Bupati Irdinansyah Rasakan Kedekatan Dengan Masyarakat Ketika Sahur Bersama | Detik Kasus Sumbar, Meriyanto.

oleh -

TANAH DATAR, Detikkasus.com – Memanfaatkan momen ramadhan 1438 H, Bupati Tanah Datar Irdinansyah Tarmizi gencar turun ke nagari dan jorong se Tanah Datar. Hal itu ia lakukan untuk meninjau dan merasakan langsung kehidupan masyarakat seraya melihat bagaimana pelaksanaan ibadah shalat magrib dan tarawih kemudian dilanjutkan dengan menggerakan shalat subuh berjamaah.

Kamis (15/06) Bupati Irdinansyah laksanakan safari ramadhan di Masjid Baiturrahim jorong Kubang Landai Nagari Saruaso Kecamatan Tanjung Emas.

Dalam safari ramadhan, Bupati menyerahkan bantuan untuk masjid uang tunai Rp.10 juta, 10 buah Al Qur’an dan 1 paket bacaan didampingi Kepala Inspektorat Altri Suandi, Kabag Humas Syahril, Kabag Kesra Afrizon, Camat Tanjung Emas Abramis Yuzi, Forkopimca, Wali Nagari dan jorong.

Dalam sambutannya Bupati memaparkan latar belakang ia bersama Wabup Zuldafri Darma menjadikan bidang keagamaan sebagai salah satu program unggulan ataupun prioritas. “Kita ingin ciptakan generasi muda yang hafizh Al Qur’an, karena dengan hafizh akan menunjukan bahwa ia pintar dan mempunyai akhlak mulia, apalagi perguruan tinggi ternama di Indonesia bahkan berusaha merangkul para hafizh untuk bergabung di perguruan tingginya”sampai Irdinanyah.

“Beberapa hari kemaren kita hadirkan dua bocah hafizh Kamil dan Akbar yang kemampuan bisa dikatakan sebuah anugerah terindah dari Allah, karena ia bagai mesin google nya Al Qur’an, tidak hanya hafal, keduanya mampu menebak urutan ayat, surah, halaman dan bahkan susunan letaknya di tiap lembar.
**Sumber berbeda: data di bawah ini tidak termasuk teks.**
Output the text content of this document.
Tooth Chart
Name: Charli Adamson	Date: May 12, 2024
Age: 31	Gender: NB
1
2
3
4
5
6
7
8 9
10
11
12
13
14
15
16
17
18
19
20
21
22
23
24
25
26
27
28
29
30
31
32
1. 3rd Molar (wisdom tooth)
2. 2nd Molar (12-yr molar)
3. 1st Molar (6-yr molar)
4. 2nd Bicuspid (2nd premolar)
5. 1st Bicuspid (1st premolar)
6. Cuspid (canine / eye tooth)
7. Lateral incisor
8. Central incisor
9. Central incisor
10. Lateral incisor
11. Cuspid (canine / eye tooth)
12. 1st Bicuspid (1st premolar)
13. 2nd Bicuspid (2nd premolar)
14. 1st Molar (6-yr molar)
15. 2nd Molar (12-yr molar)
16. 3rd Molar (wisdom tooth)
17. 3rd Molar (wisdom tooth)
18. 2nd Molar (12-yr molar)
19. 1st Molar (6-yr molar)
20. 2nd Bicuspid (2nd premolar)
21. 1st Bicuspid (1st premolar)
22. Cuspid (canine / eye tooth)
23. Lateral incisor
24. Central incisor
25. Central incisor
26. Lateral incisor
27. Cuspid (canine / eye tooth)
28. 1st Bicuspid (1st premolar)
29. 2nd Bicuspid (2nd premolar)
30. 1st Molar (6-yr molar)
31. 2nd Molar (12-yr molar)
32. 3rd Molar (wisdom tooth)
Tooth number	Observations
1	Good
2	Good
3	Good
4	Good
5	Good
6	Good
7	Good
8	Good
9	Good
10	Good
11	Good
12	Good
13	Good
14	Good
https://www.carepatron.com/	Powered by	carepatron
Kita hadirkan untuk motivasi dan contoh bagi kita semua” ujar terang Bupati.

Selesai safari ramadhan, Bupati bermalam di rumah penduduk setempat dan dilanjutkan dengan sahur bersama masyarakat miskin di Jorong Kubang Landai, Jum’at (16/6/2017).

Kediaman pasangan Nefi (27) dan suaminya Osin Harahap (28) hidup dalam sebuah rumah ukuran 4×6 bersama orang tua dan seorang anaknya Yesi (6) menjadi tempat Bupati Irdinansyah laksanakan sahur hari itu.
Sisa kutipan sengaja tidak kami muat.